Merge pull request #1633 from reaperhulk/fix-975

recover (p, q) given (n, e, d)

1 files changed, 51 insertions, 0 deletions

diff --git a/src/cryptography/hazmat/primitives/asymmetric/rsa.py b/src/cryptography/hazmat/primitives/asymmetric/rsa.py
index 0cc6b22b..47bdf5cb 100644
--- a/src/cryptography/hazmat/primitives/asymmetric/rsa.py
+++ b/src/cryptography/hazmat/primitives/asymmetric/rsa.py
@@ -4,6 +4,8 @@
 
 from __future__ import absolute_import, division, print_function
 
+from fractions import gcd
+
 import six
 
 from cryptography import utils
@@ -119,6 +121,55 @@ def rsa_crt_dmq1(private_exponent, q):
     return private_exponent % (q - 1)
 
 
+# Controls the number of iterations rsa_recover_prime_factors will perform
+# to obtain the prime factors.
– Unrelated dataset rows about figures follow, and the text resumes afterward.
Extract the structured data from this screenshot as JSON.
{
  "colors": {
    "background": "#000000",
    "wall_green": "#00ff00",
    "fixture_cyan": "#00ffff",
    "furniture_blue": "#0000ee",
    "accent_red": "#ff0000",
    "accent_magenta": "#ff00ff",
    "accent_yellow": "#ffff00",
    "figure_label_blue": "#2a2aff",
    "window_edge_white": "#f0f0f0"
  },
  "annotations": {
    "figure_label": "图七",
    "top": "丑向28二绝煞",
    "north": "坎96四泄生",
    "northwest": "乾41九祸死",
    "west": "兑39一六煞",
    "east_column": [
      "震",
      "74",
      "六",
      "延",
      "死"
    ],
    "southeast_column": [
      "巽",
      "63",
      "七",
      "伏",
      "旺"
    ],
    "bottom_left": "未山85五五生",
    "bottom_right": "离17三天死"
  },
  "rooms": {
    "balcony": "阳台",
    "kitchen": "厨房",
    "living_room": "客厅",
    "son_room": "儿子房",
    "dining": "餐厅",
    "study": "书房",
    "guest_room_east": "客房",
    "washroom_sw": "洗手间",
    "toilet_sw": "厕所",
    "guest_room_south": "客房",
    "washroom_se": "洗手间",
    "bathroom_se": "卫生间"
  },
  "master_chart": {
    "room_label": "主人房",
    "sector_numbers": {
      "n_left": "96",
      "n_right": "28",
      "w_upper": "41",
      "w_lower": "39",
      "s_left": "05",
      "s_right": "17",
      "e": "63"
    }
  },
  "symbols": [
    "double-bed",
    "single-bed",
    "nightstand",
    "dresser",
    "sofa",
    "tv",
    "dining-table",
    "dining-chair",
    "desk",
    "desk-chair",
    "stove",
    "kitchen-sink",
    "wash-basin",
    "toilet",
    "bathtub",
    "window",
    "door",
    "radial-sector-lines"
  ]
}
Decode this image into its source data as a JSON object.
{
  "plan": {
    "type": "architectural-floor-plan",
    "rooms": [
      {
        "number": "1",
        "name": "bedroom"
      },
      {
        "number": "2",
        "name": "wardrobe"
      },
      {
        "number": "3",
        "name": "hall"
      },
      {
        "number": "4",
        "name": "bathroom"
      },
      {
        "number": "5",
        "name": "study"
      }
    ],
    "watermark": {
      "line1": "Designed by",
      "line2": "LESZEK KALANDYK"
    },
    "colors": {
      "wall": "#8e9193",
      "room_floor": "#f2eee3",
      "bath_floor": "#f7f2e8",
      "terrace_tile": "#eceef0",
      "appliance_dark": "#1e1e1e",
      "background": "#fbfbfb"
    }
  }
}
Each iteration increments by 2 so the actual
+# maximum attempts is half this number.
+_MAX_RECOVERY_ATTEMPTS = 1000
+
+
+def rsa_recover_prime_factors(n, e, d):
+    """
+    Compute factors p and q from the private exponent d. We assume that n has
+    no more than two factors. This function is adapted from code in PyCrypto.
+    """
+    # See 8.2.2(i) in Handbook of Applied Cryptography.
+    ktot = d * e - 1
+    # The quantity d*e-1 is a multiple of phi(n), even,
+    # and can be represented as t*2^s.
+    t = ktot
+    while t % 2 == 0:
+        t = t // 2
+    # Cycle through all multiplicative inverses in Zn.
+    # The algorithm is non-deterministic, but there is a 50% chance
+    # any candidate a leads to successful factoring.
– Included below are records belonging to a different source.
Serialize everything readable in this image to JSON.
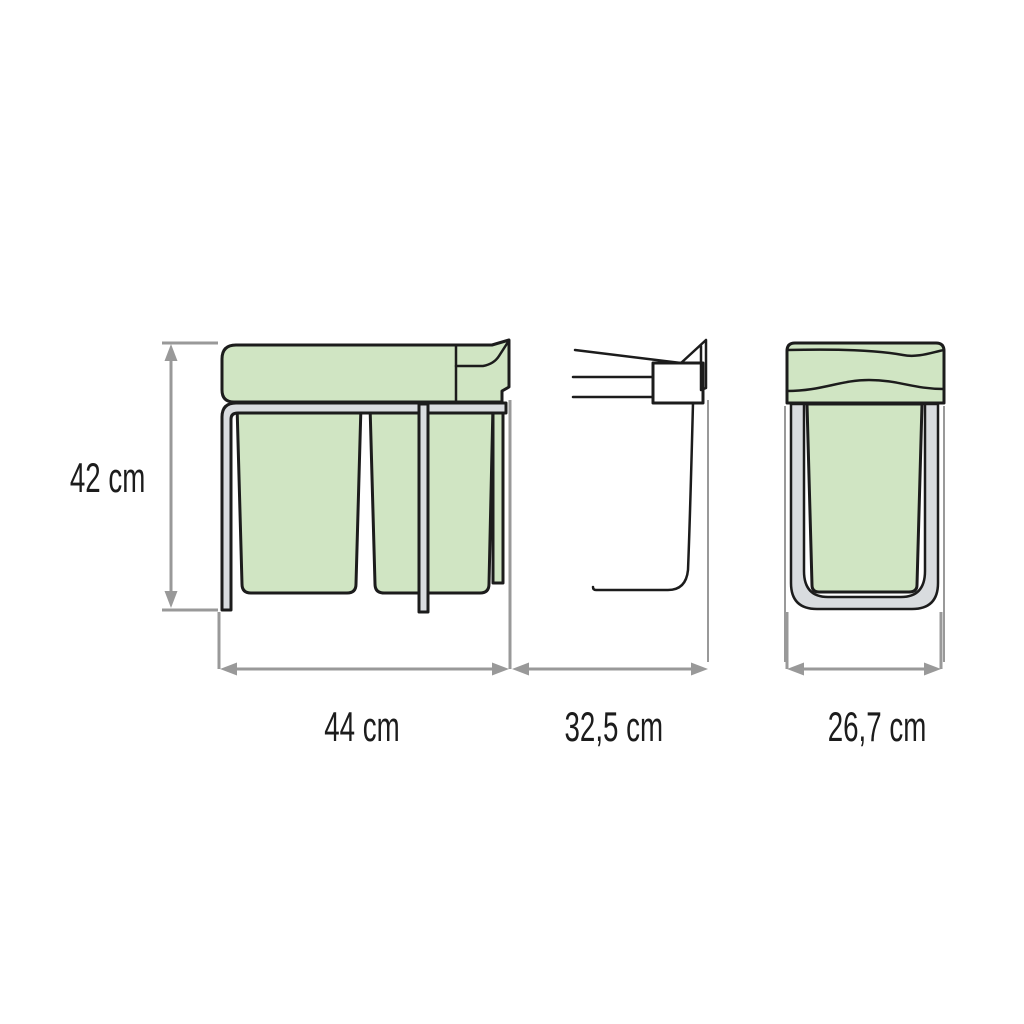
{
  "diagram": {
    "dimension_labels": {
      "height": "42 cm",
      "width": "44 cm",
      "depth": "32,5 cm",
      "front_width": "26,7 cm"
    },
    "colors": {
      "bin_green": "#d0e5c3",
      "frame_gray": "#d9dcdf",
      "bracket_white": "#ffffff",
      "outline_black": "#1c1c1c",
      "dimension_gray": "#999999",
      "background": "#ffffff"
    }
  }
}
+    # See "Digitalized Signatures and Public Key Functions as Intractable
+    # as Factorization", M. Rabin, 1979
+    spotted = False
+    a = 2
+    while not spotted and a < _MAX_RECOVERY_ATTEMPTS:
+        k = t
+        # Cycle through all values a^{t*2^i}=a^k
+        while k < ktot:
+            cand = pow(a, k, n)
+            # Check if a^k is a non-trivial root of unity (mod n)
+            if cand != 1 and cand != (n - 1) and pow(cand, 2, n) == 1:
+                # We have found a number such that (cand-1)(cand+1)=0 (mod n).
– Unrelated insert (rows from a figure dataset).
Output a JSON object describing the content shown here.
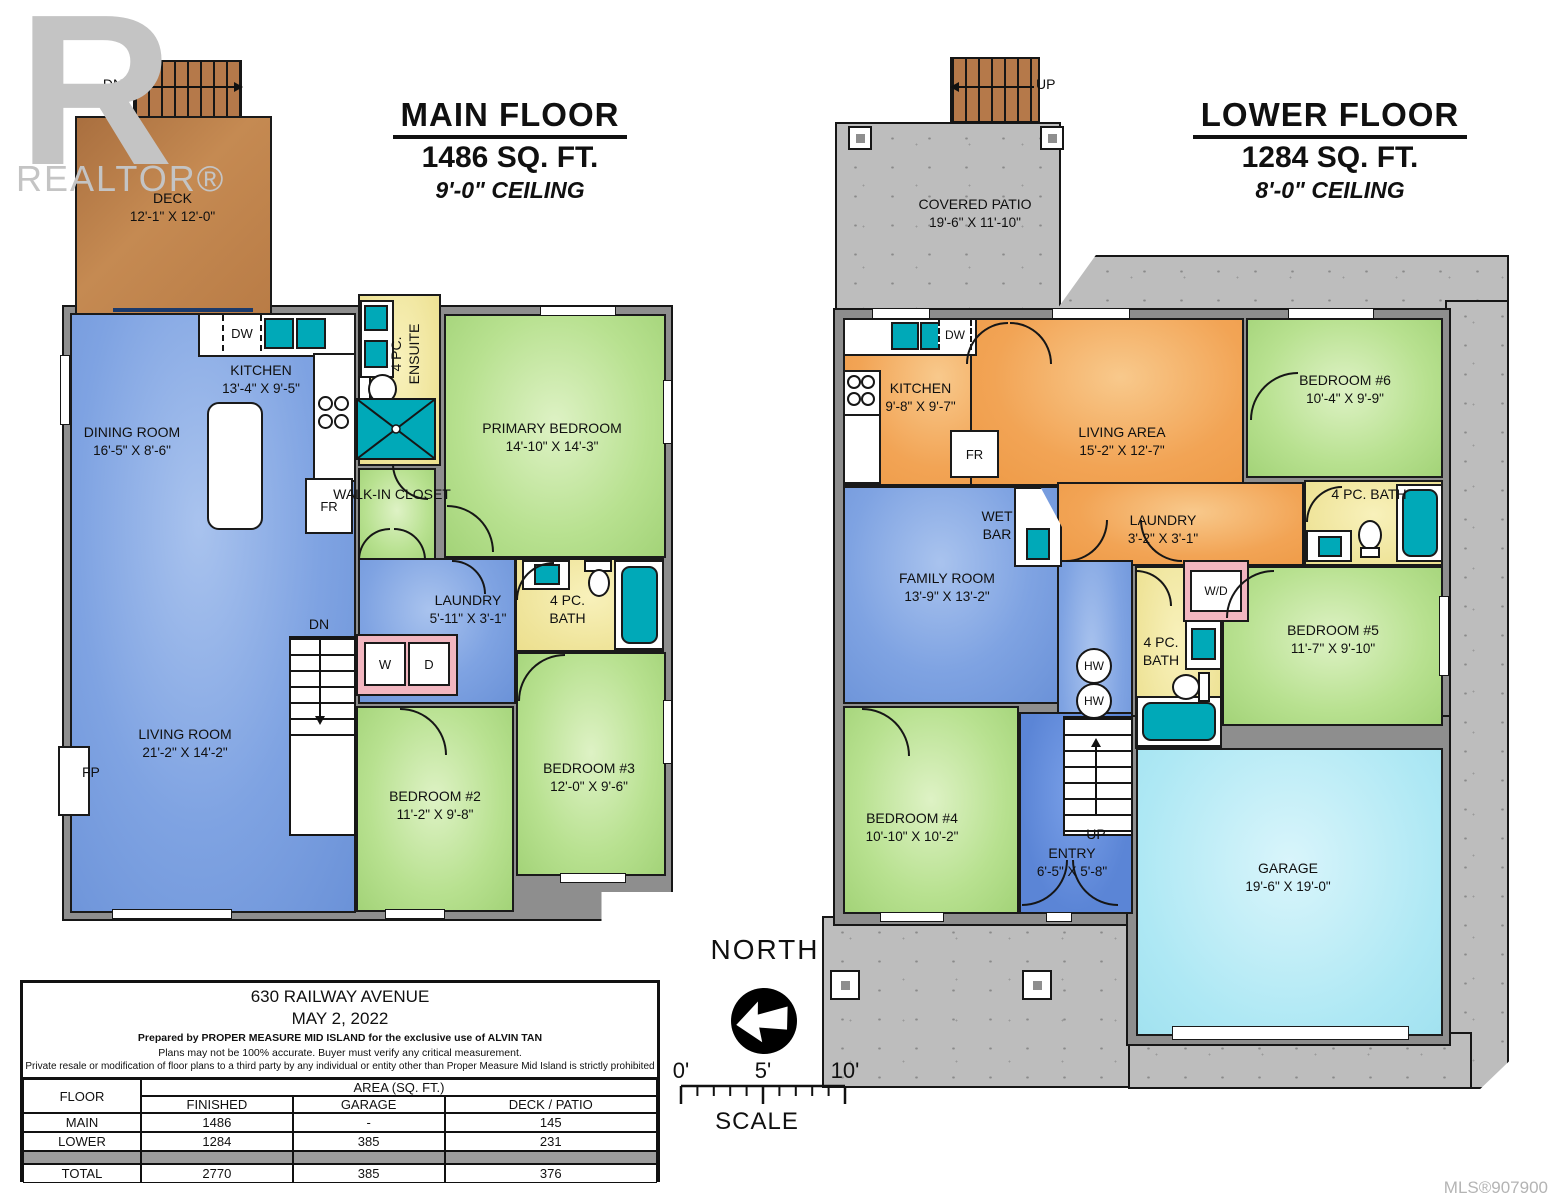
{
  "watermark": {
    "letter": "R",
    "text": "REALTOR®"
  },
  "mls": "MLS®907900",
  "compass_label": "NORTH",
  "scale": {
    "t0": "0'",
    "t5": "5'",
    "t10": "10'",
    "label": "SCALE"
  },
  "fixtures": {
    "dw": "DW",
    "fr": "FR",
    "washer": "W",
    "dryer": "D",
    "wd": "W/D",
    "hw": "HW",
    "fp": "FP",
    "dn": "DN",
    "up": "UP"
  },
  "main_floor": {
    "title": "MAIN FLOOR",
    "area": "1486 SQ. FT.",
    "ceiling": "9'-0\" CEILING",
    "rooms": {
      "deck": {
        "name": "DECK",
        "dims": "12'-1\" X 12'-0\""
      },
      "dining": {
        "name": "DINING ROOM",
        "dims": "16'-5\" X 8'-6\""
      },
      "kitchen": {
        "name": "KITCHEN",
        "dims": "13'-4\" X 9'-5\""
      },
      "ensuite": {
        "name": "4 PC. ENSUITE"
      },
      "primary": {
        "name": "PRIMARY BEDROOM",
        "dims": "14'-10\" X 14'-3\""
      },
      "walkin": {
        "name": "WALK-IN CLOSET"
      },
      "laundry": {
        "name": "LAUNDRY",
        "dims": "5'-11\" X 3'-1\""
      },
      "bath": {
        "name": "4 PC. BATH"
      },
      "living": {
        "name": "LIVING ROOM",
        "dims": "21'-2\" X 14'-2\""
      },
      "bed2": {
        "name": "BEDROOM #2",
        "dims": "11'-2\" X 9'-8\""
      },
      "bed3": {
        "name": "BEDROOM #3",
        "dims": "12'-0\" X 9'-6\""
      }
    }
  },
  "lower_floor": {
    "title": "LOWER FLOOR",
    "area": "1284 SQ. FT.",
    "ceiling": "8'-0\" CEILING",
    "rooms": {
      "patio": {
        "name": "COVERED PATIO",
        "dims": "19'-6\" X 11'-10\""
      },
      "kitchen": {
        "name": "KITCHEN",
        "dims": "9'-8\" X 9'-7\""
      },
      "living": {
        "name": "LIVING AREA",
        "dims": "15'-2\" X 12'-7\""
      },
      "bed6": {
        "name": "BEDROOM #6",
        "dims": "10'-4\" X 9'-9\""
      },
      "bath_right": {
        "name": "4 PC. BATH"
      },
      "wetbar": {
        "name": "WET BAR"
      },
      "laundry": {
        "name": "LAUNDRY",
        "dims": "3'-2\" X 3'-1\""
      },
      "family": {
        "name": "FAMILY ROOM",
        "dims": "13'-9\" X 13'-2\""
      },
      "bath_mid": {
        "name": "4 PC. BATH"
      },
      "bed5": {
        "name": "BEDROOM #5",
        "dims": "11'-7\" X 9'-10\""
      },
      "bed4": {
        "name": "BEDROOM #4",
        "dims": "10'-10\" X 10'-2\""
      },
      "entry": {
        "name": "ENTRY",
        "dims": "6'-5\" X 5'-8\""
      },
      "garage": {
        "name": "GARAGE",
        "dims": "19'-6\" X 19'-0\""
      }
    }
  },
  "info": {
    "address": "630 RAILWAY AVENUE",
    "date": "MAY 2, 2022",
    "prepared": "Prepared by PROPER MEASURE MID ISLAND for the exclusive use of ALVIN TAN",
    "accuracy": "Plans may not be 100% accurate.  Buyer must verify any critical measurement.",
    "resale": "Private resale  or modification of floor plans to a third party by any individual or entity other than Proper Measure Mid Island is strictly prohibited",
    "table": {
      "floor_header": "FLOOR",
      "area_header": "AREA (SQ. FT.)",
      "col_finished": "FINISHED",
      "col_garage": "GARAGE",
      "col_deck": "DECK / PATIO",
      "rows": [
        {
          "floor": "MAIN",
          "finished": "1486",
          "garage": "-",
          "deck": "145"
        },
        {
          "floor": "LOWER",
          "finished": "1284",
          "garage": "385",
          "deck": "231"
        },
        {
          "floor": "TOTAL",
          "finished": "2770",
          "garage": "385",
          "deck": "376"
        }
      ]
    }
  },
  "colors": {
    "wall_gray": "#8e8e8e",
    "room_blue": "#7fa3e2",
    "room_green": "#b8e190",
    "room_yellow": "#efe49a",
    "room_orange": "#f2a455",
    "garage_cyan": "#aee8f4",
    "entry_blue": "#5b85d6",
    "fixture_teal": "#00a9b8",
    "deck_brown": "#bf8148",
    "wd_pink": "#f2b6c0",
    "concrete_gray": "#bdbdbd",
    "watermark_gray": "#c4c4c4"
  }
}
+                # Either of the terms divides n.
+                p = gcd(cand + 1, n)
+                spotted = True
+                break
+            k *= 2
+        # This value was not any good... let's try another!
+        a += 2
+    if not spotted:
+        raise ValueError("Unable to compute factors p and q from exponent d.")
+    # Found !
+    q, r = divmod(n, p)
+    assert r == 0
+
+    return (p, q)
+
+
 class RSAPrivateNumbers(object):
     def __init__(self, p, q, d, dmp1, dmq1, iqmp,
                  public_numbers):